Listening to yourself listening through the Organ of Corti

Martin Cullingford
Friday, July 8, 2011

When you listen, really listen, what do you hear? The likes of John Cage have of course already encouraged us to focus on the aural experience of the sounds around us, and it's a challenge – or perhaps rather an invitation – laid down by the latest winner of the PRS for Music Foundation New Music Award-winner, the Organ of Corti.

First, what is it? Well, it's a three metre square of 90 four metre high acrylic pipes, through which you walk, listening as you go. It was initially sited to one side of the beautifully-restored St Paul's Cathedral in the heart of the City of London, before heading on tour to a lay-by in the Lake District, a lake in the Cotswolds, and a weir in Worcester. 

The cylinders together form a sonic crystal, and when sound waves reach the cylinders, the frequencies are accentuated and attenuated. That is, what you hear is sometimes filtered, sometimes enhanced, usually altered. As its developers Frances Crow and David Prior, who together form Liminal, put it, it's “an experimental instrument that recycles noise from the environment.
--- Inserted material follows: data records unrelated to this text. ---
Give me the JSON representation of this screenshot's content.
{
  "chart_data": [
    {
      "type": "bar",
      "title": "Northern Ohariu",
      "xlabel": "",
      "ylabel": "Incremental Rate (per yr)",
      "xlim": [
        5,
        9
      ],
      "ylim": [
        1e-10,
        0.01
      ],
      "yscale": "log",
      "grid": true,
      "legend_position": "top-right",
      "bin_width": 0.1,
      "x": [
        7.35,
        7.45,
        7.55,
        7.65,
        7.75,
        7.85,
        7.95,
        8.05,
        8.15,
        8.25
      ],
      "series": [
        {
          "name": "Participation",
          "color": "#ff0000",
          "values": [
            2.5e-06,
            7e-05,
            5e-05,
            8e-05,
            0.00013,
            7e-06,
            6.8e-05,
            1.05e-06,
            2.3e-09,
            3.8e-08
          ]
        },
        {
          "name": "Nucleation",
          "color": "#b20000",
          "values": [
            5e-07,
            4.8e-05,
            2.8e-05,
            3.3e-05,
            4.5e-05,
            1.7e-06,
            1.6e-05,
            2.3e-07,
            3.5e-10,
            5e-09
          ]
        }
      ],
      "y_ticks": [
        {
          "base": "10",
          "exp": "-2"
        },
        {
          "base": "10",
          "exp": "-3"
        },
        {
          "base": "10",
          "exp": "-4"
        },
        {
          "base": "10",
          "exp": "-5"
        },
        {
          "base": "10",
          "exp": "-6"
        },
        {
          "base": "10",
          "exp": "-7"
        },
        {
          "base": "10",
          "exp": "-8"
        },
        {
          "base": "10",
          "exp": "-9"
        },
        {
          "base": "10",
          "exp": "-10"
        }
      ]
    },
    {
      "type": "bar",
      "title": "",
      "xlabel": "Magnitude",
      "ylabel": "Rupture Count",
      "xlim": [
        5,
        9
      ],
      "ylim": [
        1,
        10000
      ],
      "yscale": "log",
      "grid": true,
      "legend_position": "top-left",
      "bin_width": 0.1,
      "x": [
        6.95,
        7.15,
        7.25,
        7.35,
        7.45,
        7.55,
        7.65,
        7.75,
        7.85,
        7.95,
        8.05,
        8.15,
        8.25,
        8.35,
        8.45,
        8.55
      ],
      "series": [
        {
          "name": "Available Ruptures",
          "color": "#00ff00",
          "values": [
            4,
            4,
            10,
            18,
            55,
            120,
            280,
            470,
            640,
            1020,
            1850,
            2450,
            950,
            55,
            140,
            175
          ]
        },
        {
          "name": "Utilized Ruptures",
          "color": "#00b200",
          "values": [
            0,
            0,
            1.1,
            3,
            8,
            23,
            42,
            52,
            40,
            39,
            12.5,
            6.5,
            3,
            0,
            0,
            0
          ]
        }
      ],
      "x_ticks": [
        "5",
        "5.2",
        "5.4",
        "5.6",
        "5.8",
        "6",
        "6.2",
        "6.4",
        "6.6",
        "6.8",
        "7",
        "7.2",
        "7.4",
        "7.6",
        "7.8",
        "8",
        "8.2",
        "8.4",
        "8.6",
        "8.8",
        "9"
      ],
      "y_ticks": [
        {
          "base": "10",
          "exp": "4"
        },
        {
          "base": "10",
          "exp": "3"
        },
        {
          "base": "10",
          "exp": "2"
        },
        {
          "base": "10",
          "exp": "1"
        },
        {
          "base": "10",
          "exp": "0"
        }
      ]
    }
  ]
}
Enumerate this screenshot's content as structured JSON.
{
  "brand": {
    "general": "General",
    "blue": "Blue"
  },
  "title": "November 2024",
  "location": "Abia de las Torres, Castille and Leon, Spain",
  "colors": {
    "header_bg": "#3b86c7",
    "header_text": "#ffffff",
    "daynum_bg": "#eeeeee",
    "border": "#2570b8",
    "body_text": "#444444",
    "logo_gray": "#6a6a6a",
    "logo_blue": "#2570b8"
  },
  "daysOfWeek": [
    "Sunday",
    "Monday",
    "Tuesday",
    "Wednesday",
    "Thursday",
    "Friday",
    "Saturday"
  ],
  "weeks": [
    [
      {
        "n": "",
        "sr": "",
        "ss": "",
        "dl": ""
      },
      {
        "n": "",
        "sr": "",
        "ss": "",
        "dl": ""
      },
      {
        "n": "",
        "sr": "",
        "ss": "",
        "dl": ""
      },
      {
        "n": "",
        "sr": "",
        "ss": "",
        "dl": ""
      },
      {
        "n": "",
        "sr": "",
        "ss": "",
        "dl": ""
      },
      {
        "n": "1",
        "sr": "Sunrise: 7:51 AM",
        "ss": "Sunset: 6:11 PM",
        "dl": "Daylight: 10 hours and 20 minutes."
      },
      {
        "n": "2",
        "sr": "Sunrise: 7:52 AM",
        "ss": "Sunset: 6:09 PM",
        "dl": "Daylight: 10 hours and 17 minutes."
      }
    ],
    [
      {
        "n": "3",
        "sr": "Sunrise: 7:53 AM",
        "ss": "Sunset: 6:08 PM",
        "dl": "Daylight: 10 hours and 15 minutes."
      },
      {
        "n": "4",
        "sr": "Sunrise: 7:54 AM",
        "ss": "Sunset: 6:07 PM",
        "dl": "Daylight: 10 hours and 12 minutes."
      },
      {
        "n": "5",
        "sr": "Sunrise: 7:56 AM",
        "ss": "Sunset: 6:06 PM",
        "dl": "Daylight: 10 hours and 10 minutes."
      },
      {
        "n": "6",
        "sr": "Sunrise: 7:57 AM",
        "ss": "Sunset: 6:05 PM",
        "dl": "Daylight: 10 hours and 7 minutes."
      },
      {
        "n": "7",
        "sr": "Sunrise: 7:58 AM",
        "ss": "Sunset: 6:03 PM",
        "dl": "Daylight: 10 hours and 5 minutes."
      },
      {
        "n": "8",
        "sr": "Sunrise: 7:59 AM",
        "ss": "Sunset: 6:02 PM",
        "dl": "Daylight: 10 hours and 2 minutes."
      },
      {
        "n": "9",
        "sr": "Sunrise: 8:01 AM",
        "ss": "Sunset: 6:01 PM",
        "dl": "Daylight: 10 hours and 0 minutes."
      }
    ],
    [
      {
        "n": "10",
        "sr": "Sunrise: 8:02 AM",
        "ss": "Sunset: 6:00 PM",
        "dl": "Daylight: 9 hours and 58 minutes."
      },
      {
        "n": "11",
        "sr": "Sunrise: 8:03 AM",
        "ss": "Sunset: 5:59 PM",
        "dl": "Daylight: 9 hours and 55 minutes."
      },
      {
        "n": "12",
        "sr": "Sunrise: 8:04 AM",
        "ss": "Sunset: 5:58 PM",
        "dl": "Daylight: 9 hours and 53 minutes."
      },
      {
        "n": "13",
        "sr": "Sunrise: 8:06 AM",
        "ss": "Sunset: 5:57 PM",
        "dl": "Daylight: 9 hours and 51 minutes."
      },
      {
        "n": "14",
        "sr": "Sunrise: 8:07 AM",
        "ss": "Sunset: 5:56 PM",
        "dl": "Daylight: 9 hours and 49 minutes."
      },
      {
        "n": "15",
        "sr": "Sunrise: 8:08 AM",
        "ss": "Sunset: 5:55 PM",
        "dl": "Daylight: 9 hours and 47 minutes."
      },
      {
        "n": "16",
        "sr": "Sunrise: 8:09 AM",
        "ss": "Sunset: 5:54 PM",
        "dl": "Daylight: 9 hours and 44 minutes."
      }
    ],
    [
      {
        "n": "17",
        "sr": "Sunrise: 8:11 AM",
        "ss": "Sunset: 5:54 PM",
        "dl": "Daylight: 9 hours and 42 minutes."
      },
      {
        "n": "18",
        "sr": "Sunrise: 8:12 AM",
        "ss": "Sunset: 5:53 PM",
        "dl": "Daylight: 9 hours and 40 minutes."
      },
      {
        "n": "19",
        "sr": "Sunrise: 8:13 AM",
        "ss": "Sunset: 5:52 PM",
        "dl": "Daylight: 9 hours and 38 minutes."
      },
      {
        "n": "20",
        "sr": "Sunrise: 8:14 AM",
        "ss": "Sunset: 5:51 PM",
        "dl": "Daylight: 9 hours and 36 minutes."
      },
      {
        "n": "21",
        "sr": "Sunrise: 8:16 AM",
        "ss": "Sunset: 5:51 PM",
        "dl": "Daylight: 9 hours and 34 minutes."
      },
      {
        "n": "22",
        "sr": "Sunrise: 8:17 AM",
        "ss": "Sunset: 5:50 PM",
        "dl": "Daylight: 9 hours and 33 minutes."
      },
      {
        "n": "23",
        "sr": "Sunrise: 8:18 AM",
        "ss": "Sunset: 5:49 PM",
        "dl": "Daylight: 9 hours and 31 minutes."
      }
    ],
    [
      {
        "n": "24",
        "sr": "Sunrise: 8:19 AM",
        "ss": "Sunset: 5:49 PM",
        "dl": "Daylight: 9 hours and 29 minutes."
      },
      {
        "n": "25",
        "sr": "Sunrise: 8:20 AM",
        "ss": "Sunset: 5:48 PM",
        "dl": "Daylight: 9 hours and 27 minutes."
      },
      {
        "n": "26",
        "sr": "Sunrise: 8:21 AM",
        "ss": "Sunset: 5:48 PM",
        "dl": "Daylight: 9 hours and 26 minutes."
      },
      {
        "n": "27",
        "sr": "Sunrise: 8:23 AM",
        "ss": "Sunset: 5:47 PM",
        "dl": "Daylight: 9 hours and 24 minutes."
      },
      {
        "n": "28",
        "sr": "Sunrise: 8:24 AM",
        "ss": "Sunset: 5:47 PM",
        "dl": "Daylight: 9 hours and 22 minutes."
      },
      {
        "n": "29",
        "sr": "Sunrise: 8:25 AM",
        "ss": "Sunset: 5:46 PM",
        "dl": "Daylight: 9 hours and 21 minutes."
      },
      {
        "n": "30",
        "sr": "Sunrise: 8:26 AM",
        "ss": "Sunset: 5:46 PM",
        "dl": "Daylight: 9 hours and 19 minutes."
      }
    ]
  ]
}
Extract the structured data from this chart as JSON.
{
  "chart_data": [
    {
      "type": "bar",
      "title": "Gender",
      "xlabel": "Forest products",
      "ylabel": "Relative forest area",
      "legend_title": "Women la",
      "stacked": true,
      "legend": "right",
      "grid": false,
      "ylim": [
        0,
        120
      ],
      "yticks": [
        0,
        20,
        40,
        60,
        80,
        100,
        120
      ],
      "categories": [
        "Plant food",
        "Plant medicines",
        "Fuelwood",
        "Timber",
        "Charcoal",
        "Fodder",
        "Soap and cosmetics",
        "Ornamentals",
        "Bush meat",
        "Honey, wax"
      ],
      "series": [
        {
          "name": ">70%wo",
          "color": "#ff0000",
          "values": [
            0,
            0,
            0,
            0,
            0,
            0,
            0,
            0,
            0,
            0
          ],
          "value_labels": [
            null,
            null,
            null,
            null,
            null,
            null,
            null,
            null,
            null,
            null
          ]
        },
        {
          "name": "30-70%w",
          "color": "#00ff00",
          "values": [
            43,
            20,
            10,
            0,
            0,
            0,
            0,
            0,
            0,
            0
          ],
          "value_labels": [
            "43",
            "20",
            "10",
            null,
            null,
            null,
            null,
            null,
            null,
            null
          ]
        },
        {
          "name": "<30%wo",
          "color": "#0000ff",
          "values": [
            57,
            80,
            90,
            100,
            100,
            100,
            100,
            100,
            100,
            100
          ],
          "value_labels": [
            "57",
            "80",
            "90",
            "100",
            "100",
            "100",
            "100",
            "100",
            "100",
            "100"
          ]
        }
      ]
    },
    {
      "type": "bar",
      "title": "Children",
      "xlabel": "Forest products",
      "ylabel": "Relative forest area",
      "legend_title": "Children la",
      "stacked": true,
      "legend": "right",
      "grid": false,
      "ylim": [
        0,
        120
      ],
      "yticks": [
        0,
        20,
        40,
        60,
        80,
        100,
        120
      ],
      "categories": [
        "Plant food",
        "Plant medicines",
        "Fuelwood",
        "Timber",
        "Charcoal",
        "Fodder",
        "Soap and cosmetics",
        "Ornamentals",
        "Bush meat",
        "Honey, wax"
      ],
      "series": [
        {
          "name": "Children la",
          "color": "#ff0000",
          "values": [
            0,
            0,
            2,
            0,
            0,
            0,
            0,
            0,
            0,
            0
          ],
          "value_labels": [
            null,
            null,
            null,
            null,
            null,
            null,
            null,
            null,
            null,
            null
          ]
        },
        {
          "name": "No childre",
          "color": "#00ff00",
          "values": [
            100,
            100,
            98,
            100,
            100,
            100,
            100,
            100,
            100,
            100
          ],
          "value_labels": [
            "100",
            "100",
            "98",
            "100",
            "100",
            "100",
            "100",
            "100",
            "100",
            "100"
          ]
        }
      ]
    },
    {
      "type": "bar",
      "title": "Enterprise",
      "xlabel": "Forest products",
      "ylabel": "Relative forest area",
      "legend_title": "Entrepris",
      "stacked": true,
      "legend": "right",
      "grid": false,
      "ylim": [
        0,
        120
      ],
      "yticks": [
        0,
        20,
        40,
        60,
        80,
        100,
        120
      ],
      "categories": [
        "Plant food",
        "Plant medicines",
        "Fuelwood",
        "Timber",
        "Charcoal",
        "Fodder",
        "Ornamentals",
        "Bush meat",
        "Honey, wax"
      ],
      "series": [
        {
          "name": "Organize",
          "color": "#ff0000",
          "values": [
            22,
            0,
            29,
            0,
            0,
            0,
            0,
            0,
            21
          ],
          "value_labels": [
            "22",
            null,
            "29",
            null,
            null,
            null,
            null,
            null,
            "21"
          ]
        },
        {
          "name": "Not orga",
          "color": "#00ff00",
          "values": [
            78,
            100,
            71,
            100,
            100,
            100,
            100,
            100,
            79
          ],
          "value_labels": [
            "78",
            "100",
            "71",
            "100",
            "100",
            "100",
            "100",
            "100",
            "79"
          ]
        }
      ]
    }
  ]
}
It does not make any sound of its own, but rather it attempts to draw our attention to the sounds already present by framing them in a new way.” It challenges us to “listen to ourselves listen”. Prior neatly compared it to the work of artist James Turrell, whose work delineates a certain area of sky, focussing our attention on it, “framing serendipity”. Acousticians, meanwhile, are looking at this sort of technology for more functional purposes – noise barriers for roads for example.

I walked through sonic crystal on arrival, and, feeling harried somewhat by the queue behind, didn't really notice what I was meant to hear. I tried again later when it was (slightly) less busy, with a little more opportunity to linger and listen. Which you need to do: it's quite subtle, but I imagine the sense of focus is part of the point. You hear different elements of the traffic noise, those elements changing as you move through. I'd recommend choosing an unhurried quiet hour though.

Leaving London, where it was hosted by the City of London Festival, the Organ of Corti now moves to (from July 9) a lay-by on the A685 overlooking the M6, at Tebay Gorge, Cumbria, where there's a greater juxtaposition between beauty and sonic noise – between the Lake district and the road. And then it moves to beside a waterfall, just as noisy but, observes Prior, it's interesting that similar sorts of noise – the sea, or a road from a distance – are viewed positively or negatively based largely on their origins. But that's another project perhaps – maybe for another round of the ever-intriguing PRS New Music Awards.